Passage 2 is from the editors of New Scientist, “Taming the Final Frontier.” ○C2013 by New Scientist.
Follow the money and you will end up in space. That’s the message from a first-of-its-kind
forum on mining beyond Earth.
Convened in Sydney by the Australian Centre for Space Engineering Research, the event brought together mining companies, robotics experts, lunar scientists, and government agencies that are all working to make space mining a reality.The forum comes hot on the heels of the 2012 unveiling of two private asteroid-mining firms.Planetary Resources of Washington says it will launch its first prospecting telescopes in two years,while Deep Space Industries of Virginia hopes to be harvesting metals from asteroids by 2020.

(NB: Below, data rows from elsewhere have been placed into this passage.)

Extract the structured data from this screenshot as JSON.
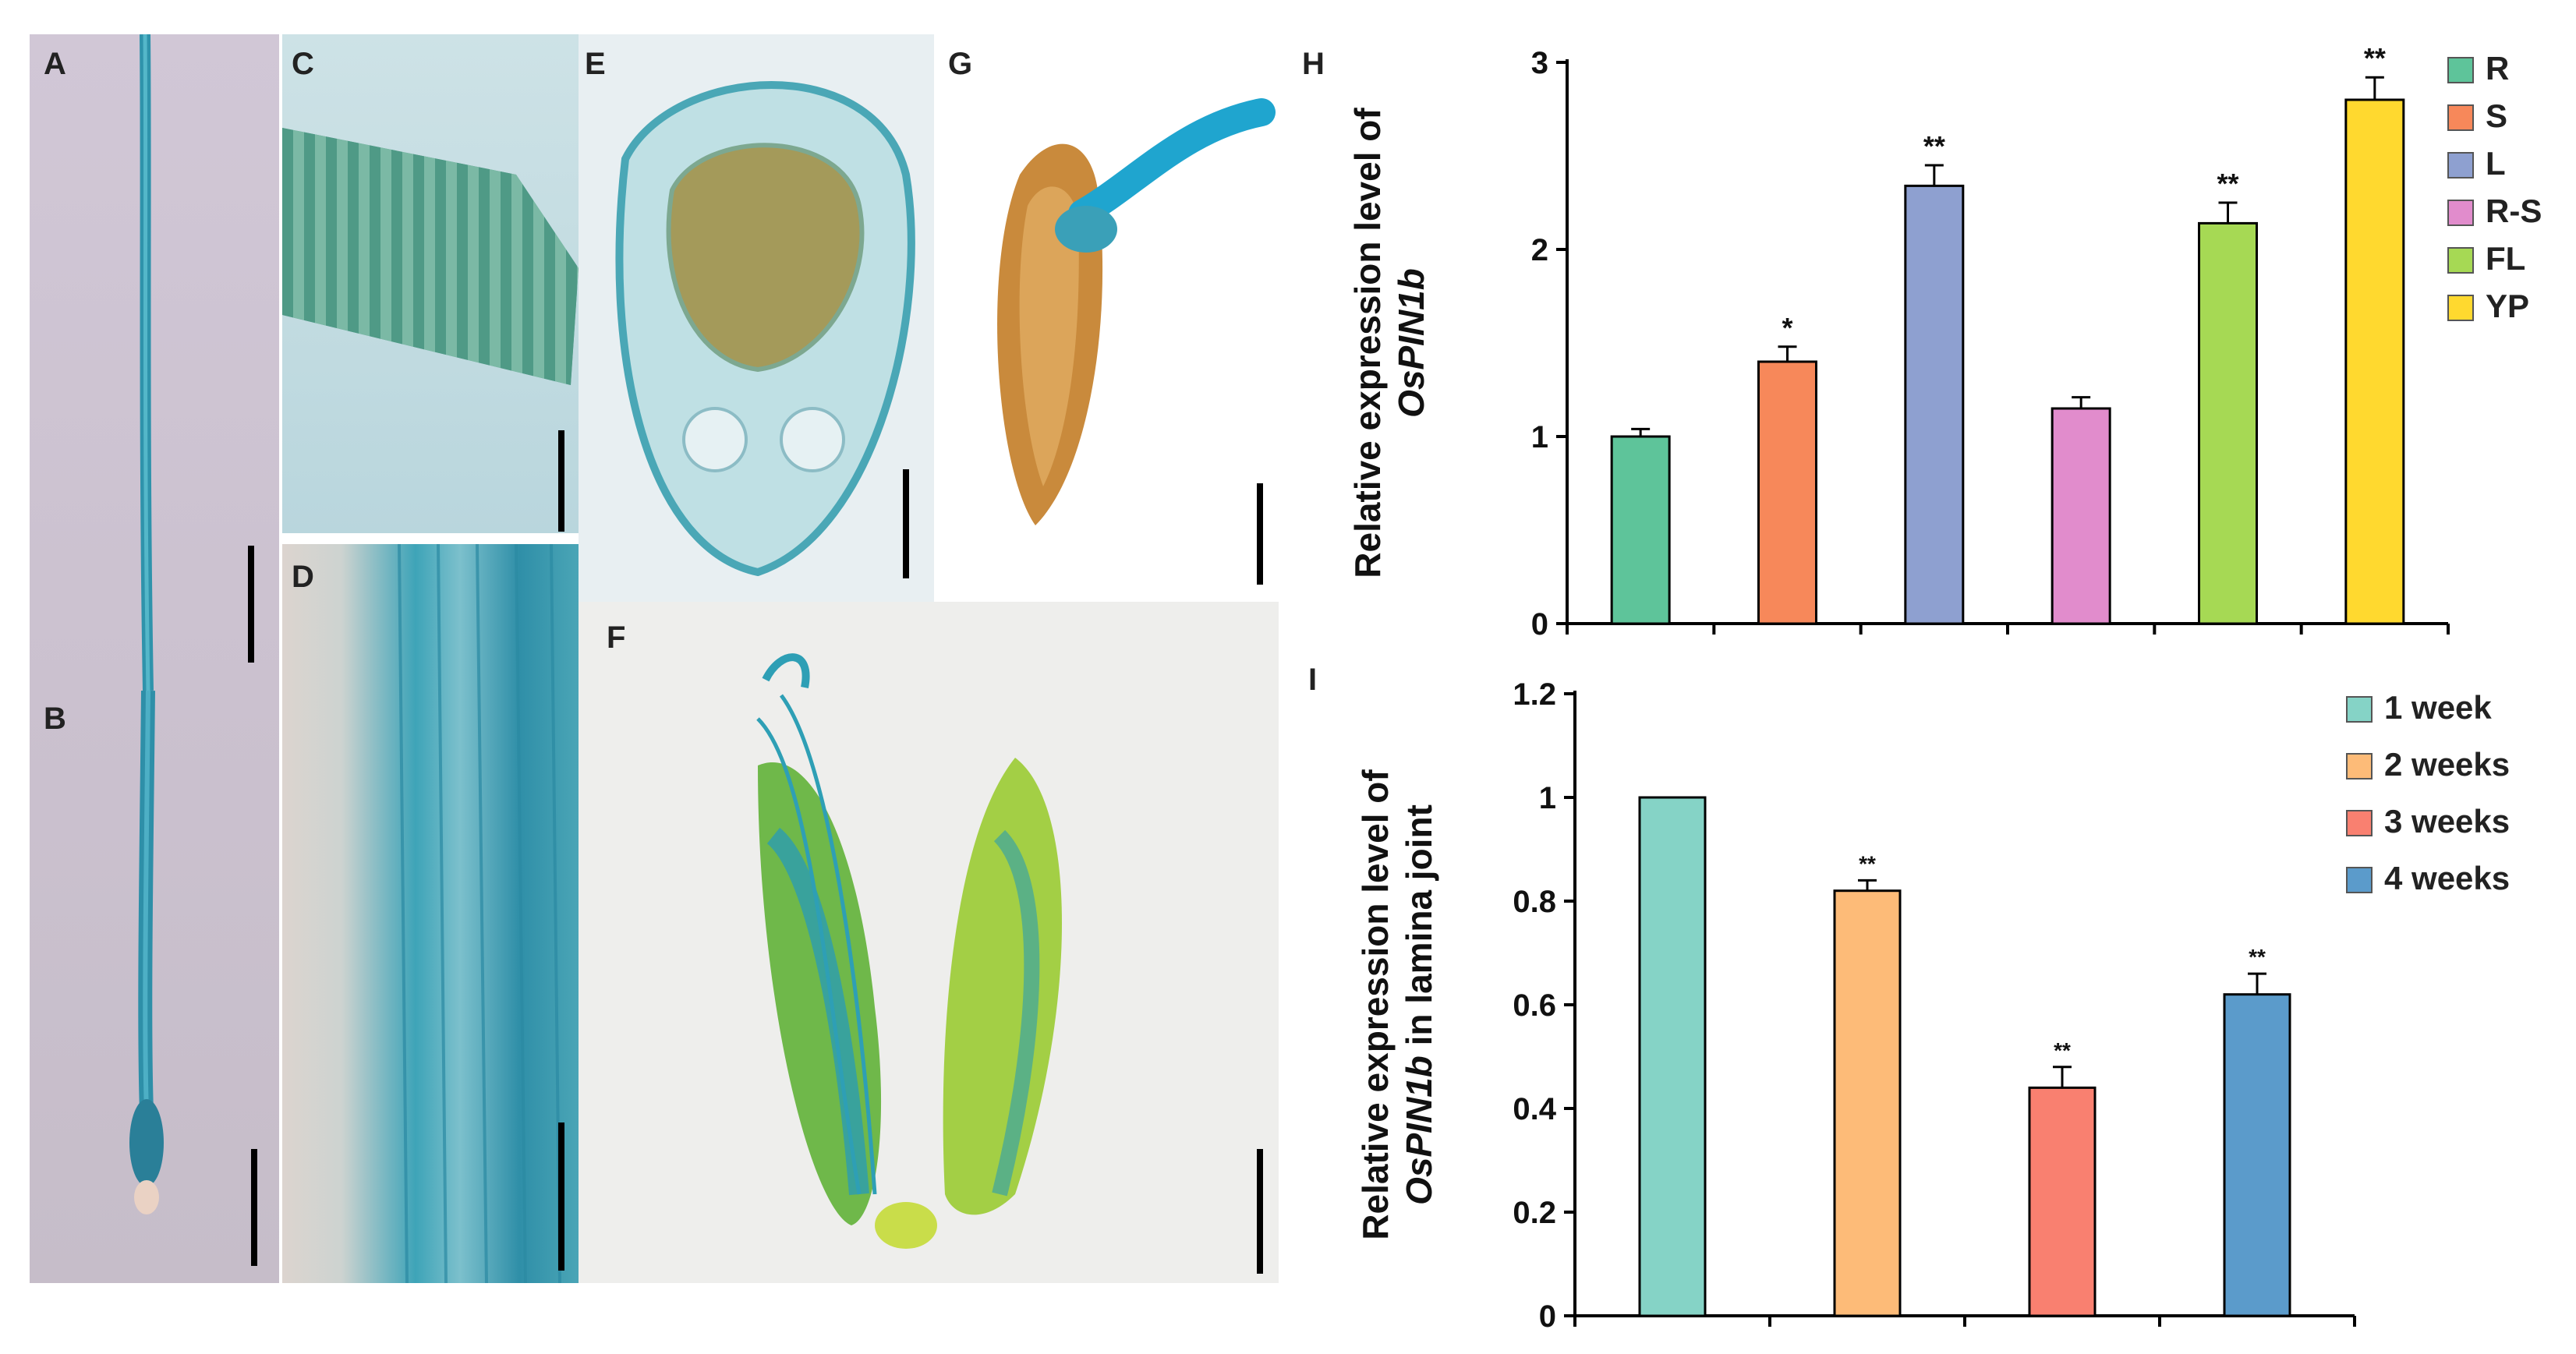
{
  "panels": {
    "A": "A",
    "B": "B",
    "C": "C",
    "D": "D",
    "E": "E",
    "F": "F",
    "G": "G",
    "H": "H",
    "I": "I"
  },
  "colors": {
    "gus_blue": "#2e9fb5",
    "background_photo": "#cfc6d2",
    "seed_brown": "#c98a3c",
    "leaf_green": "#8fbe3c"
  },
  "chart_data": [
    {
      "type": "bar",
      "panel": "H",
      "title": "",
      "ylabel_prefix": "Relative expression level of",
      "ylabel_gene": "OsPIN1b",
      "xlabel": "",
      "ylim": [
        0,
        3
      ],
      "yticks": [
        "0",
        "1",
        "2",
        "3"
      ],
      "categories": [
        "R",
        "S",
        "L",
        "R-S",
        "FL",
        "YP"
      ],
      "values": [
        1.0,
        1.4,
        2.34,
        1.15,
        2.14,
        2.8
      ],
      "errors": [
        0.04,
        0.08,
        0.11,
        0.06,
        0.11,
        0.12
      ],
      "significance": [
        "",
        "*",
        "**",
        "",
        "**",
        "**"
      ],
      "colors": [
        "#5ec49a",
        "#f7885a",
        "#8ea0d0",
        "#e18ccc",
        "#a6d954",
        "#ffd92f"
      ],
      "legend": [
        "R",
        "S",
        "L",
        "R-S",
        "FL",
        "YP"
      ],
      "legend_position": "right"
    },
    {
      "type": "bar",
      "panel": "I",
      "title": "",
      "ylabel_prefix": "Relative expression level of",
      "ylabel_gene": "OsPIN1b",
      "ylabel_suffix": "in lamina joint",
      "xlabel": "",
      "ylim": [
        0,
        1.2
      ],
      "yticks": [
        "0",
        "0.2",
        "0.4",
        "0.6",
        "0.8",
        "1",
        "1.2"
      ],
      "categories": [
        "1 week",
        "2 weeks",
        "3 weeks",
        "4 weeks"
      ],
      "values": [
        1.0,
        0.82,
        0.44,
        0.62
      ],
      "errors": [
        0.0,
        0.02,
        0.04,
        0.04
      ],
      "significance": [
        "",
        "**",
        "**",
        "**"
      ],
      "colors": [
        "#85d3c6",
        "#fdbb78",
        "#f98070",
        "#5b9bcb"
      ],
      "legend": [
        "1 week",
        "2 weeks",
        "3 weeks",
        "4 weeks"
      ],
      "legend_position": "top-right"
    }
  ]
}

Another commercial venture that sprung up in 2012, Golden Spike of Colorado, will be offering trips to the moon, including to potential lunar miners.Within a few decades, these firms may be meeting earthly demands for precious metals,such as platinum and gold, and the rare earth elements vital for personal electronics, such as yttrium and lanthanum. But like the Gold rush pioneers who transformed the Western United States, the first space miners won’t just enrich themselves. They also hope to build an off-planet economy free of any bonds with Earth, in which the materials extracted and processed from the moon and asteroids are delivered for space-based projects.
In this scenario, water mined fro other worlds could become the most desired commodity.
“In the desert, what’s worth more: a kilogram of gold or a kilogram of water?” asks Kris Zacny of HoneyBee Robotics in New York. “Gold is useless. Water will let you live.”
Water ice from the moon ‘s poles could be sent to astronauts on the International Space Station for drinking or as a radiation shield. Splitting water into oxygen and hydrogen makes spacecraft fuel, so ice-rich asteroids could become interplanetary refueling stations.Companies are eyeing the iron, silicon, and aluminium in lunar soil and asteroids, which could be used in 3D printers to make spare parts or machinery. Others want to turn space dirt into concrete for landing pads, shelters, and roads.